Even as Gorst moved ahead 13–9, the battle was far from over.

Kaçi, channelling his signature resilience, capitalised on a missed 1-ball from Gorst and launched into a breathtaking comeback. Rack after rack, he chipped away at the deficit, including a jaw-dropping two-rail kick combo on the 2–9 in rack 26 — the shot of the tournament — to tie things up at 13–13. Then, with momentum fully behind him, Kaçi cleaned up another rack to reach the hill first at 14–13.

But in a cruel twist of fate, his break came up dry.

Gorst stepped to the table and cleared with precision to force the hill-hill decider — the 29th rack in an already legendary final.

What followed was a masterclass in tension. A nervy exchange of safeties on the opening balls had both players walking a tightrope, until disaster struck for Kaçi: a scratch that handed Gorst ball in hand.
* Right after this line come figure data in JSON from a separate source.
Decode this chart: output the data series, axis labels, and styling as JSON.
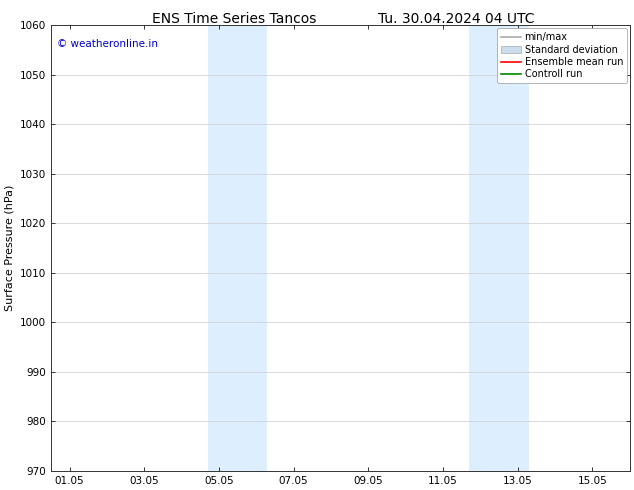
{
  "title_left": "ENS Time Series Tancos",
  "title_right": "Tu. 30.04.2024 04 UTC",
  "ylabel": "Surface Pressure (hPa)",
  "ylim": [
    970,
    1060
  ],
  "yticks": [
    970,
    980,
    990,
    1000,
    1010,
    1020,
    1030,
    1040,
    1050,
    1060
  ],
  "xlim_start": -0.5,
  "xlim_end": 15.0,
  "xtick_positions": [
    0,
    2,
    4,
    6,
    8,
    10,
    12,
    14
  ],
  "xtick_labels": [
    "01.05",
    "03.05",
    "05.05",
    "07.05",
    "09.05",
    "11.05",
    "13.05",
    "15.05"
  ],
  "shaded_bands": [
    {
      "xmin": 3.7,
      "xmax": 5.3,
      "color": "#ddeeff"
    },
    {
      "xmin": 10.7,
      "xmax": 12.3,
      "color": "#ddeeff"
    }
  ],
  "watermark_text": "© weatheronline.in",
  "watermark_color": "#0000cc",
  "legend_entries": [
    {
      "label": "min/max",
      "color": "#aaaaaa",
      "lw": 1.2
    },
    {
      "label": "Standard deviation",
      "color": "#ccddee",
      "lw": 5
    },
    {
      "label": "Ensemble mean run",
      "color": "#ff0000",
      "lw": 1.2
    },
    {
      "label": "Controll run",
      "color": "#008800",
      "lw": 1.2
    }
  ],
  "bg_color": "#ffffff",
  "plot_bg_color": "#ffffff",
  "grid_color": "#cccccc",
  "tick_color": "#333333",
  "spine_color": "#333333",
  "title_fontsize": 10,
  "label_fontsize": 8,
  "tick_fontsize": 7.5,
  "legend_fontsize": 7.0
}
From there, the reigning champion composed himself, mapped the table with surgical precision, and cleared one final time.

Fedor Gorst 15–14 Eklent Kaçi. A marathon match. A moment in history.

With this victory, Gorst becomes a two-time World Pool Champion at just 24 years old, the youngest ever to do so — and with it, he ascends to world number one on the World Nineball Tour.

A final for the ages. A champion for a generation. And a night Jeddah — and the pool world — won’t soon forget.